The applications for an adhesive like this vary widely. Meredith explains in an email to Smithsonian magazine that a bioinspired adhesive would thrive in areas where strength isn’t the top priority, but “where adhesion needs to be tailorable, tunable, responsive to stimuli, or coupled with other properties like edibility, biocompatibility or humidity resistance.”

He is working with both medical and cosmetic companies. (If you’ve ever found yourself removing stubborn waterproof make-up, you understand the demand for a solution.) “In these fields one often wants adhesion that can hold surfaces together under certain circumstances, but then can be released on demand or when a certain condition (rate, force, humidity) is exceeded,” he explains. “This includes the ability to transfer small particles from one place to another, as in applying make-up, or delivering a drug to a certain tissue in the body.”

That’s not all: those pollen pellets are naturally edible, so it could be used in food as well, perhaps for “decorative items on a cake or dessert, or adhering particulates that contain food additives for taste, nutrients, preservatives, color, etc.,” explains Meredith.

Cats are expert groomers because of hollow papillae on their tongues.

Five Scientific Findings That Could Lead to New Inventions
Elke Schroeder/EyeEm/Getty Images

Cats spend a pretty significant amount of their time licking themselves. It turns out their tongue has evolved for peak grooming efficiency—and might actually help us make better hairbrushes, or even inspire advances in soft robotics and new kinds of cleaning tech.

A cat’s classically sandpaper-y tongue is covered in angled spikes called papillae, which are made of keratin, or the same hard stuff of our fingernails. That’s the part of the tongue that researchers at the Georgia Institute of Technology were interested in studying to find out exactly how it distributes moisture throughout a cat’s fur so easily.

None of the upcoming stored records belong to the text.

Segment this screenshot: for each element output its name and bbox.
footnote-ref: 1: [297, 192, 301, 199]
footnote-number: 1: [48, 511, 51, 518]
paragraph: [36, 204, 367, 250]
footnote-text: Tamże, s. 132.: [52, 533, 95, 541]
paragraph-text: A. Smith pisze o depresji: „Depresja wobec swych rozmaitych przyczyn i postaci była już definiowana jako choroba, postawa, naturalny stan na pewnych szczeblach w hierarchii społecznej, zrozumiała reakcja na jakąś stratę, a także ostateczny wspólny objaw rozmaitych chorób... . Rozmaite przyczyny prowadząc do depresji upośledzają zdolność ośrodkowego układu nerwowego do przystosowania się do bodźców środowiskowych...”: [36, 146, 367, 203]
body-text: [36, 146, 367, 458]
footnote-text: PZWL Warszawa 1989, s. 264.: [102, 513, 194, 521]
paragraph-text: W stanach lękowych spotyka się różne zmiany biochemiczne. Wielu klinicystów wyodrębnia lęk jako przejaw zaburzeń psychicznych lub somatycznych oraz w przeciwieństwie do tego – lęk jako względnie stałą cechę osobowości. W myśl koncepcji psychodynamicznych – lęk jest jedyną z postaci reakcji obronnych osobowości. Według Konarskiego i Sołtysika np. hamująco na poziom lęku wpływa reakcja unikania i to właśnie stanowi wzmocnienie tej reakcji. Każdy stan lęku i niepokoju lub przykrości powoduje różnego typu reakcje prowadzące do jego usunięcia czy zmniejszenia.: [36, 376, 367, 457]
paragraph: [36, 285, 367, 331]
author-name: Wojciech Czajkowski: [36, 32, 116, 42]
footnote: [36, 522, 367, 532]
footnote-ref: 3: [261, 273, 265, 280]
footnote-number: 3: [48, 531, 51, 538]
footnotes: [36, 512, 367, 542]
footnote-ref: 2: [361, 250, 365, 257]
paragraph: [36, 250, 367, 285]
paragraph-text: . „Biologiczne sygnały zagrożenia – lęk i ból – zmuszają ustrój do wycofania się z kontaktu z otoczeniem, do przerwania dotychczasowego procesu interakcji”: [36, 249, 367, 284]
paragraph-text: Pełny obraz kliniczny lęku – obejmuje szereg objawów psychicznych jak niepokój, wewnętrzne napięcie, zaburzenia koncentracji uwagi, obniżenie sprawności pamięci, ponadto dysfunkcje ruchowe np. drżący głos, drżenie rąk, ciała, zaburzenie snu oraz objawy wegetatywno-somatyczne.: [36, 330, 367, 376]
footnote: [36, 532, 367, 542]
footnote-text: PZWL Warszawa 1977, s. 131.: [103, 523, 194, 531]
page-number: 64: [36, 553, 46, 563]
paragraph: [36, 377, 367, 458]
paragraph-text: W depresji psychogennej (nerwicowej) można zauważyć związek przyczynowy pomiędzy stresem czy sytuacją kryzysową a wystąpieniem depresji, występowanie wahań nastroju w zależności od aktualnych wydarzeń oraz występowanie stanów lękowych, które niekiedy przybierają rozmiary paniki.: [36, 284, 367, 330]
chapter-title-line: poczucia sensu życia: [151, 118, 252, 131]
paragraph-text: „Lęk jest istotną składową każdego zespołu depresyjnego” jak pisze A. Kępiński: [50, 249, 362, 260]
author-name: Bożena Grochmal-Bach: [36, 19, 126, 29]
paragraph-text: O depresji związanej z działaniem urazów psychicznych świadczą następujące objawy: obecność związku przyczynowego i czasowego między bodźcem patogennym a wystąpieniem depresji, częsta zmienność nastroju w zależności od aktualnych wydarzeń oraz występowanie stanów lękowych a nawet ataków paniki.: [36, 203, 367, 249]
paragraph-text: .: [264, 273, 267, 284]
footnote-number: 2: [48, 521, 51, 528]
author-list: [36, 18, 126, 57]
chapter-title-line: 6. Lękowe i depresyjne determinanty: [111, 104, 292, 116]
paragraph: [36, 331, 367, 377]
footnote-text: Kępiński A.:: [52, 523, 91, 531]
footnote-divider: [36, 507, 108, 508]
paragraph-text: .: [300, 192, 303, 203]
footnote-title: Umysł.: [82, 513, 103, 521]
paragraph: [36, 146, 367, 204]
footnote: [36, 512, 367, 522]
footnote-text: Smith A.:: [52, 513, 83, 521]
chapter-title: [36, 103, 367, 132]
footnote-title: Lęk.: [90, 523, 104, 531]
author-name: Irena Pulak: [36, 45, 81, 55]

It turns out papillae aren’t actually spiky, or cone-shaped as past research posited. Rather, as the Georgia Institute of Technology engineers describe in a study in the Proceedings of the National Academy of Sciences, they’re scoop-shaped with two hollow ends. This shape creates surface tension that locks saliva droplets in until it’s time for a cleaning, the team found. And those tongues can hold a lot of fluid. When the team put cat tongues—donated post-mortem—to the test, they found that each papilla can hold about 4.1 microliters of water, but across the tongue that’s enough to distribute about a fifth of a cup of water through the animal’s fur in a day, according to National Geographic.

The papillae also attack a knot from four different directions—perfect for efficient detangling. The researchers even created a tongue-inspired grooming (TIGR) brush using 3D models of cat tongues. They’ve applied for a patent for the brush, which could be used to apply medication or distribute leave-in shampoos and conditioners in pet fur to reduce allergens.

And the team envisions other applications. “The unique spine shape could be implemented into soft robotics to aid in grip—previous studies have shown that micro-hooks excel in gripping to porous, rigid surfaces,” says Alexis Noel, a research engineer at the Georgia Tech Research Institute and study author, in an email. There may even be a novel way to apply mascara, she adds.